Francisco Pereira    

João, entre Luiz Roberto e Quartera, de Os Cariocas, Tom Jobim e Vinicius de Moraes, nos anos 1960, no Rio de Janeiro
PAULO WERNECK
EDITOR DA “ILUSTRÍSSIMA”
Depois do anticlímax de ter a turnê de seu aniversário de 80 anos cancelada no ano passado, João Gilberto completa 81 no próximo domingo debaixo de um holofote que pode ajudar a compreender por que, afinal, tanta gente o considera um gênio.

Misto de fortuna crítica e homenagem, o livro "João Gilberto", que a Cosac Naify lança nesta semana, tem tudo para se tornar um marco, como "O Balanço da Bossa" (1968), de Augusto de Campos, ou "Chega de Saudade" (1990), de Ruy Castro.

Organizado por Walter Garcia, professor do Instituto de Estudos Brasileiros da USP, sob coordenação dos editores Milton Ohata e Augusto Massi, o livro pretende reunir tudo o que já se escreveu de importante sobre João e que estava fora de circulação.

Jornalistas, musicólogos, músicos e pesquisadores foram mobilizados para mostrar diferentes ângulos da arte de João, sua recepção na França, na Itália, no Japão, suas conexões com a arquitetura e a literatura.

Lá estão as primeiras entrevistas e perfis dos anos 1950, as resenhas feitas no calor da hora, os depoimentos de músicos e parceiros e uma empolgada convocação do cronista Antonio Maria para que o leitor fosse ouvir o baiano em sua companhia, numa boate em Copacabana.

"Este é um livro a favor", explica Ohata. E ser a favor, aqui, significa pôr em segundo plano o anedotário que aderiu à figura de João. Esqueça o homem que fez o gato se suicidar, que fala no telefone por código Morse, que só sabe reclamar do som e do ar-condicionado etc. Não por acaso, há no livro uma seção chamada "Antianedotário".

"É uma grande bobagem reduzir João ao anedotário", disse Garcia à Folha. "Espero que o livro ajude a desmitificar muito do que se fala de João Gilberto."

Na busca por essa "desmitificação", Garcia foi atrás de Aderbal Duarte, músico e professor baiano que conseguiu demonstrar como se dá, na pauta musical, a famosa batida criada por João.

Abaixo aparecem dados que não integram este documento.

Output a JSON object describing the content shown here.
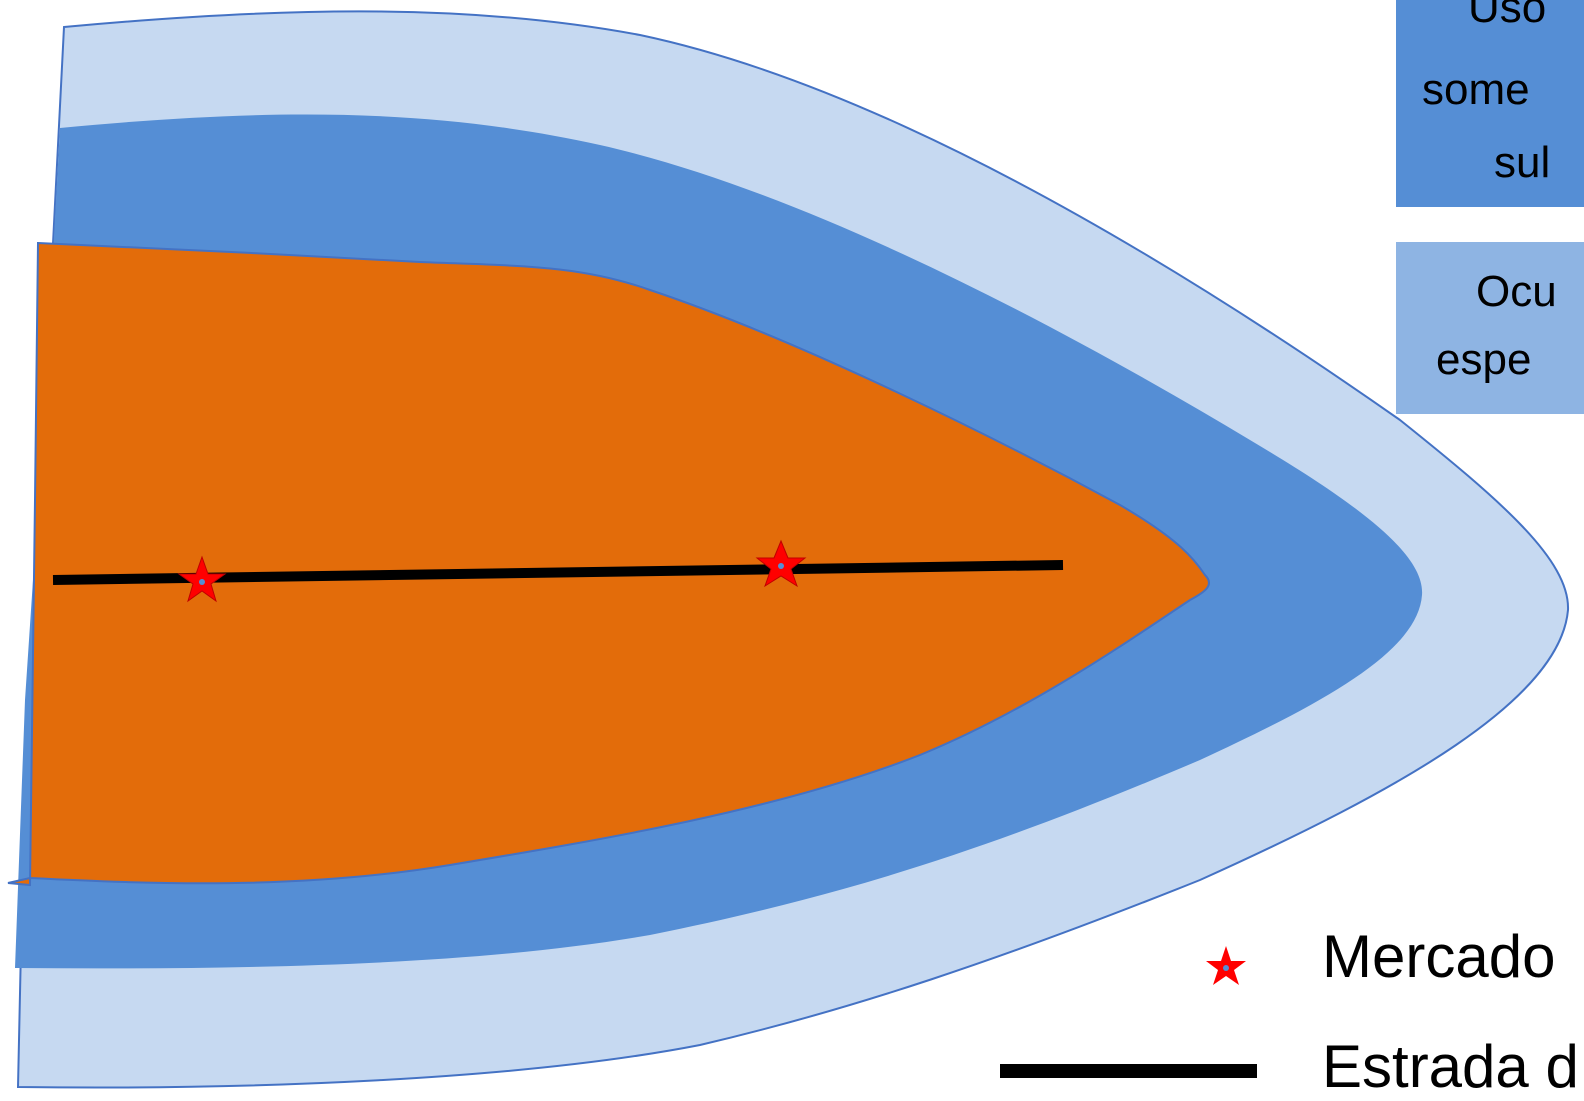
{
  "zones": [
    {
      "name": "outer-zone",
      "color": "#c6d9f1"
    },
    {
      "name": "middle-zone",
      "color": "#558ed5"
    },
    {
      "name": "inner-zone",
      "color": "#e36c0a"
    }
  ],
  "legend_boxes": {
    "top": {
      "lines": [
        "Uso",
        "some",
        "sul"
      ],
      "color": "#558ed5"
    },
    "middle": {
      "lines": [
        "Ocu",
        "espe"
      ],
      "color": "#8eb4e3"
    }
  },
  "legend": {
    "market_label": "Mercado",
    "road_label": "Estrada d"
  },
  "colors": {
    "star": "#ff0000",
    "road": "#000000",
    "outline": "#4472c4"
  }
}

Outra "aventura" foi localizar, em Manhattan, o baterista Sonny Carr, que atuou no cultuado disco branco de 1973 e que muitos acreditavam não passar de pseudônimo.

ENSAIO

Embora também traga reportagens e depoimentos, além de fotos inéditas (veja uma delas acima), a tônica do livro é o ensaio.

O melhor exemplo de tentativa de apreender criticamente a obra de João e tratá-la como uma questão intelectual é um texto de 1992, talvez o mais citado ensaio sobre o cantor.

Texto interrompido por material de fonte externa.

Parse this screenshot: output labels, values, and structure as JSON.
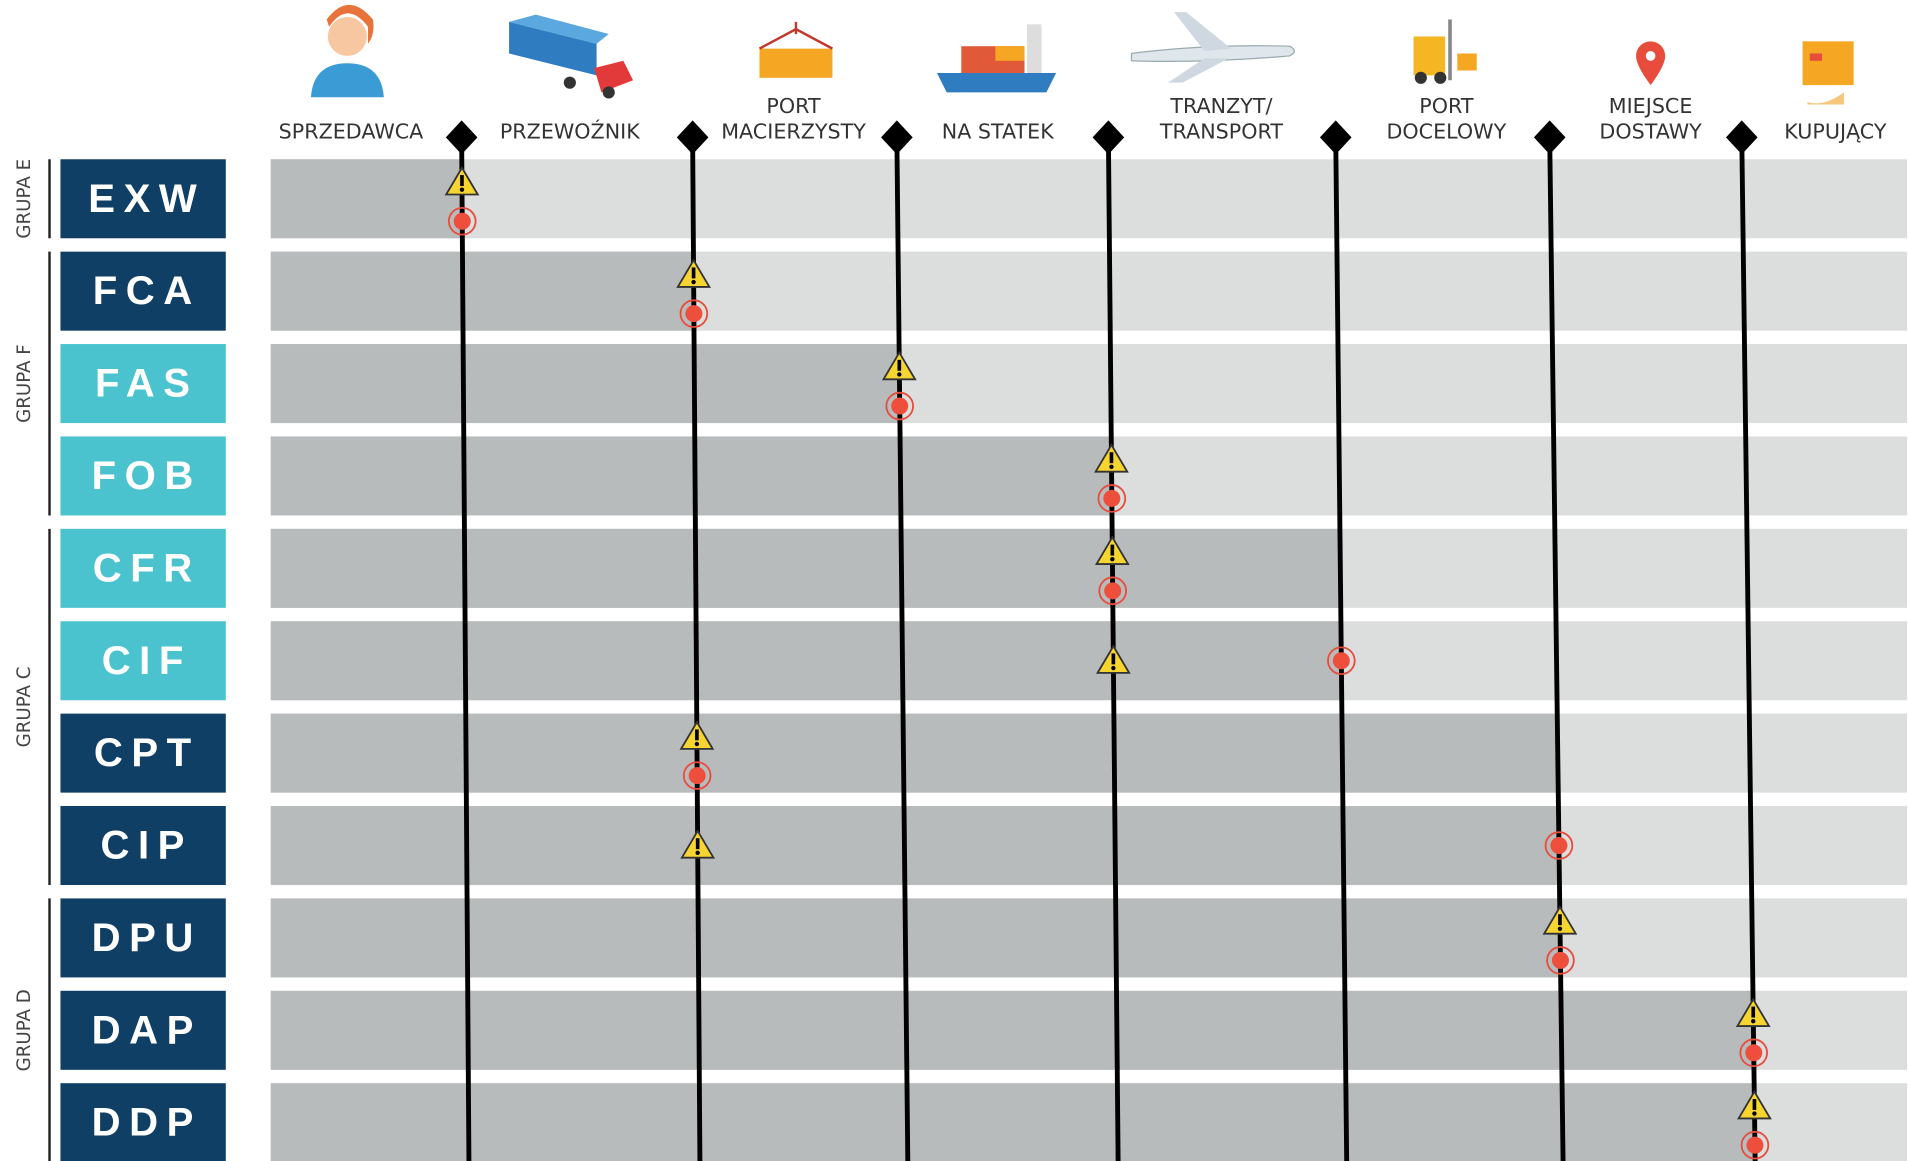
{
  "header": {
    "columns": [
      {
        "lines": [
          "SPRZEDAWCA"
        ]
      },
      {
        "lines": [
          "PRZEWOŹNIK"
        ]
      },
      {
        "lines": [
          "PORT",
          "MACIERZYSTY"
        ]
      },
      {
        "lines": [
          "NA STATEK"
        ]
      },
      {
        "lines": [
          "TRANZYT/",
          "TRANSPORT"
        ]
      },
      {
        "lines": [
          "PORT",
          "DOCELOWY"
        ]
      },
      {
        "lines": [
          "MIEJSCE",
          "DOSTAWY"
        ]
      },
      {
        "lines": [
          "KUPUJĄCY"
        ]
      }
    ]
  },
  "groups": [
    {
      "label": "GRUPA E"
    },
    {
      "label": "GRUPA F"
    },
    {
      "label": "GRUPA C"
    },
    {
      "label": "GRUPA D"
    }
  ],
  "rows": [
    {
      "code": "EXW",
      "color": "#103f66"
    },
    {
      "code": "FCA",
      "color": "#103f66"
    },
    {
      "code": "FAS",
      "color": "#4bc3cf"
    },
    {
      "code": "FOB",
      "color": "#4bc3cf"
    },
    {
      "code": "CFR",
      "color": "#4bc3cf"
    },
    {
      "code": "CIF",
      "color": "#4bc3cf"
    },
    {
      "code": "CPT",
      "color": "#103f66"
    },
    {
      "code": "CIP",
      "color": "#103f66"
    },
    {
      "code": "DPU",
      "color": "#103f66"
    },
    {
      "code": "DAP",
      "color": "#103f66"
    },
    {
      "code": "DDP",
      "color": "#103f66"
    }
  ]
}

No curto e brilhante "João Gilberto e o projeto utópico da bossa nova", o musicólogo Lorenzo Mammì demonstra como João simbolizou uma geração que apresenta "seu mais rigoroso trabalho como um lazer, como o resultado ocasional de uma conversa de fim de noite".

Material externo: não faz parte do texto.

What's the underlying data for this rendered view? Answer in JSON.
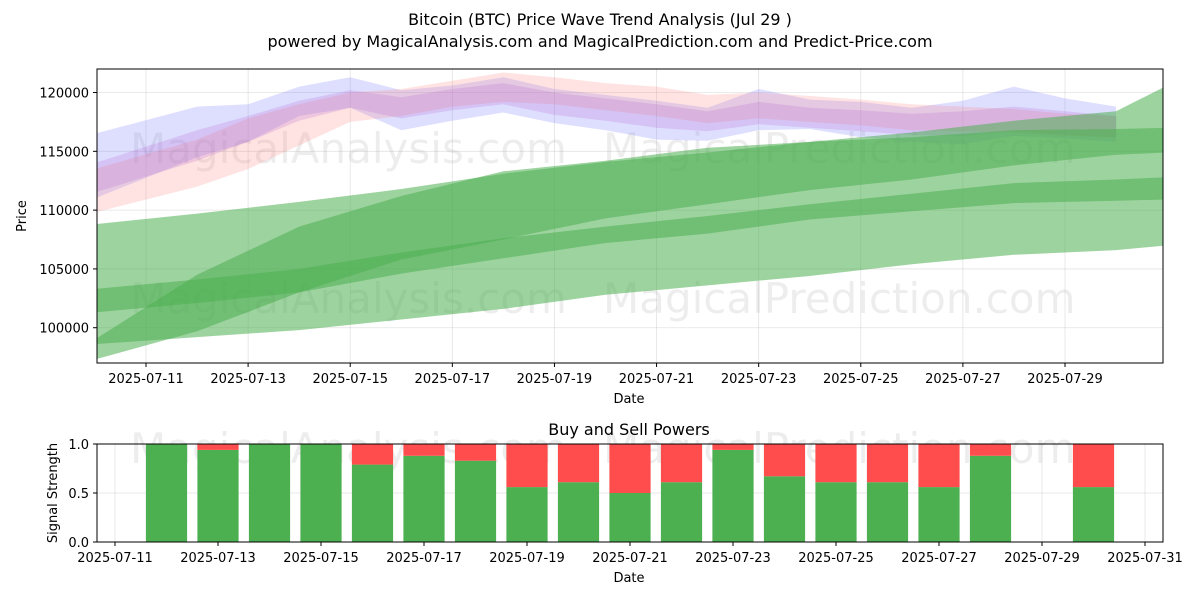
{
  "title": "Bitcoin (BTC) Price Wave Trend Analysis (Jul 29 )",
  "subtitle": "powered by MagicalAnalysis.com and MagicalPrediction.com and Predict-Price.com",
  "watermarks": [
    "MagicalAnalysis.com",
    "MagicalPrediction.com"
  ],
  "colors": {
    "blue_band": "#6b6bff",
    "red_band": "#ff8080",
    "purple_band": "#b266cc",
    "green_band": "#4caf50",
    "buy": "#4caf50",
    "sell": "#ff4d4d"
  },
  "chart_data": [
    {
      "type": "area",
      "xlabel": "Date",
      "ylabel": "Price",
      "x_ticks": [
        "2025-07-11",
        "2025-07-13",
        "2025-07-15",
        "2025-07-17",
        "2025-07-19",
        "2025-07-21",
        "2025-07-23",
        "2025-07-25",
        "2025-07-27",
        "2025-07-29"
      ],
      "y_ticks": [
        "100000",
        "105000",
        "110000",
        "115000",
        "120000"
      ],
      "xlim": [
        "2025-07-10",
        "2025-07-31"
      ],
      "ylim": [
        97000,
        122000
      ],
      "grid": true,
      "series": [
        {
          "color": "blue",
          "x": [
            "2025-07-10",
            "2025-07-12",
            "2025-07-13",
            "2025-07-14",
            "2025-07-15",
            "2025-07-16",
            "2025-07-17",
            "2025-07-18",
            "2025-07-19",
            "2025-07-20",
            "2025-07-21",
            "2025-07-22",
            "2025-07-23",
            "2025-07-24",
            "2025-07-25",
            "2025-07-26",
            "2025-07-27",
            "2025-07-28",
            "2025-07-29",
            "2025-07-30"
          ],
          "upper": [
            116500,
            118800,
            119000,
            120500,
            121300,
            120200,
            120600,
            121300,
            120300,
            119800,
            119300,
            118700,
            120300,
            119400,
            119200,
            118700,
            119300,
            120500,
            119500,
            118800
          ],
          "lower": [
            111000,
            114500,
            115800,
            118000,
            118700,
            116800,
            117600,
            118300,
            117400,
            116800,
            116000,
            115900,
            116800,
            116900,
            116200,
            115800,
            115600,
            116300,
            116100,
            115800
          ]
        },
        {
          "color": "red",
          "x": [
            "2025-07-10",
            "2025-07-12",
            "2025-07-13",
            "2025-07-14",
            "2025-07-15",
            "2025-07-16",
            "2025-07-17",
            "2025-07-18",
            "2025-07-19",
            "2025-07-20",
            "2025-07-21",
            "2025-07-22",
            "2025-07-23",
            "2025-07-24",
            "2025-07-25",
            "2025-07-26",
            "2025-07-27",
            "2025-07-28",
            "2025-07-29",
            "2025-07-30"
          ],
          "upper": [
            113500,
            116000,
            117800,
            119000,
            120000,
            120300,
            121000,
            121700,
            121300,
            120800,
            120500,
            119800,
            120000,
            119700,
            119400,
            119000,
            118800,
            118600,
            118200,
            118000
          ],
          "lower": [
            109800,
            112000,
            113500,
            115500,
            117500,
            118000,
            118800,
            119200,
            119000,
            118500,
            118000,
            117400,
            117800,
            117500,
            117200,
            116800,
            116700,
            116600,
            116300,
            116200
          ]
        },
        {
          "color": "purple",
          "x": [
            "2025-07-10",
            "2025-07-12",
            "2025-07-13",
            "2025-07-14",
            "2025-07-15",
            "2025-07-16",
            "2025-07-17",
            "2025-07-18",
            "2025-07-19",
            "2025-07-20",
            "2025-07-21",
            "2025-07-22",
            "2025-07-23",
            "2025-07-24",
            "2025-07-25",
            "2025-07-26",
            "2025-07-27",
            "2025-07-28",
            "2025-07-29",
            "2025-07-30"
          ],
          "upper": [
            114000,
            116800,
            118000,
            119300,
            120200,
            119600,
            120300,
            120800,
            120000,
            119500,
            119000,
            118400,
            119200,
            118700,
            118500,
            118200,
            118400,
            118800,
            118400,
            118000
          ],
          "lower": [
            111500,
            114200,
            115800,
            117600,
            118700,
            117800,
            118500,
            119000,
            118100,
            117600,
            117000,
            116700,
            117300,
            117000,
            116700,
            116400,
            116300,
            116700,
            116400,
            116200
          ]
        },
        {
          "color": "green",
          "x": [
            "2025-07-10",
            "2025-07-12",
            "2025-07-14",
            "2025-07-16",
            "2025-07-18",
            "2025-07-20",
            "2025-07-22",
            "2025-07-24",
            "2025-07-26",
            "2025-07-28",
            "2025-07-30",
            "2025-07-31"
          ],
          "upper": [
            108800,
            109700,
            110700,
            111800,
            113100,
            114100,
            114900,
            115800,
            116600,
            117600,
            118400,
            120600
          ],
          "lower": [
            98600,
            99200,
            99800,
            100700,
            101600,
            102800,
            103600,
            104400,
            105400,
            106200,
            106600,
            107000
          ]
        },
        {
          "color": "green",
          "x": [
            "2025-07-10",
            "2025-07-12",
            "2025-07-14",
            "2025-07-16",
            "2025-07-18",
            "2025-07-20",
            "2025-07-22",
            "2025-07-24",
            "2025-07-26",
            "2025-07-28",
            "2025-07-30",
            "2025-07-31"
          ],
          "upper": [
            103300,
            104100,
            105000,
            106400,
            107600,
            108600,
            109500,
            110500,
            111400,
            112300,
            112600,
            112800
          ],
          "lower": [
            101300,
            102100,
            103000,
            104600,
            105900,
            107200,
            108000,
            109200,
            109900,
            110600,
            110800,
            110900
          ]
        },
        {
          "color": "green",
          "x": [
            "2025-07-10",
            "2025-07-12",
            "2025-07-14",
            "2025-07-16",
            "2025-07-18",
            "2025-07-20",
            "2025-07-22",
            "2025-07-24",
            "2025-07-26",
            "2025-07-28",
            "2025-07-30",
            "2025-07-31"
          ],
          "upper": [
            99000,
            104500,
            108600,
            111200,
            113300,
            114200,
            115300,
            115800,
            116200,
            116800,
            116900,
            117000
          ],
          "lower": [
            97300,
            99700,
            103000,
            105800,
            107500,
            109300,
            110500,
            111700,
            112600,
            113800,
            114700,
            114900
          ]
        }
      ]
    },
    {
      "type": "bar",
      "title": "Buy and Sell Powers",
      "xlabel": "Date",
      "ylabel": "Signal Strength",
      "x_ticks": [
        "2025-07-11",
        "2025-07-13",
        "2025-07-15",
        "2025-07-17",
        "2025-07-19",
        "2025-07-21",
        "2025-07-23",
        "2025-07-25",
        "2025-07-27",
        "2025-07-29",
        "2025-07-31"
      ],
      "y_ticks": [
        "0.0",
        "0.5",
        "1.0"
      ],
      "ylim": [
        0,
        1
      ],
      "grid": true,
      "categories": [
        "2025-07-12",
        "2025-07-13",
        "2025-07-14",
        "2025-07-15",
        "2025-07-16",
        "2025-07-17",
        "2025-07-18",
        "2025-07-19",
        "2025-07-20",
        "2025-07-21",
        "2025-07-22",
        "2025-07-23",
        "2025-07-24",
        "2025-07-25",
        "2025-07-26",
        "2025-07-27",
        "2025-07-28",
        "2025-07-30"
      ],
      "series": [
        {
          "color": "green",
          "values": [
            1.0,
            0.94,
            1.0,
            1.0,
            0.79,
            0.88,
            0.83,
            0.56,
            0.61,
            0.5,
            0.61,
            0.94,
            0.67,
            0.61,
            0.61,
            0.56,
            0.88,
            0.56
          ]
        },
        {
          "color": "red",
          "values": [
            0.0,
            0.06,
            0.0,
            0.0,
            0.21,
            0.12,
            0.17,
            0.44,
            0.39,
            0.5,
            0.39,
            0.06,
            0.33,
            0.39,
            0.39,
            0.44,
            0.12,
            0.44
          ]
        }
      ]
    }
  ]
}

Nem tudo, porém, está no holofote da Cosac Naify. Sobram EUA, Europa e Japão, mas falta esquadrinhar sua passagem pelo México, onde gravou um de seus discos mais importantes. Falta também uma análise mais densa de sua parca produção como compositor.

Dissecar o mito, no entanto, nem sempre escapa ao tom de "vida de santo" tão comum nos textos sobre o baiano. Que o diga o produtor japonês Shigeki Miyata, que em seu "O Cotidiano de um Deus" relata em êxtase um telefonema de João, numa abstrusa mistura de português e inglês: "Sentia como se tivesse ouvido uma linda música durante minutos".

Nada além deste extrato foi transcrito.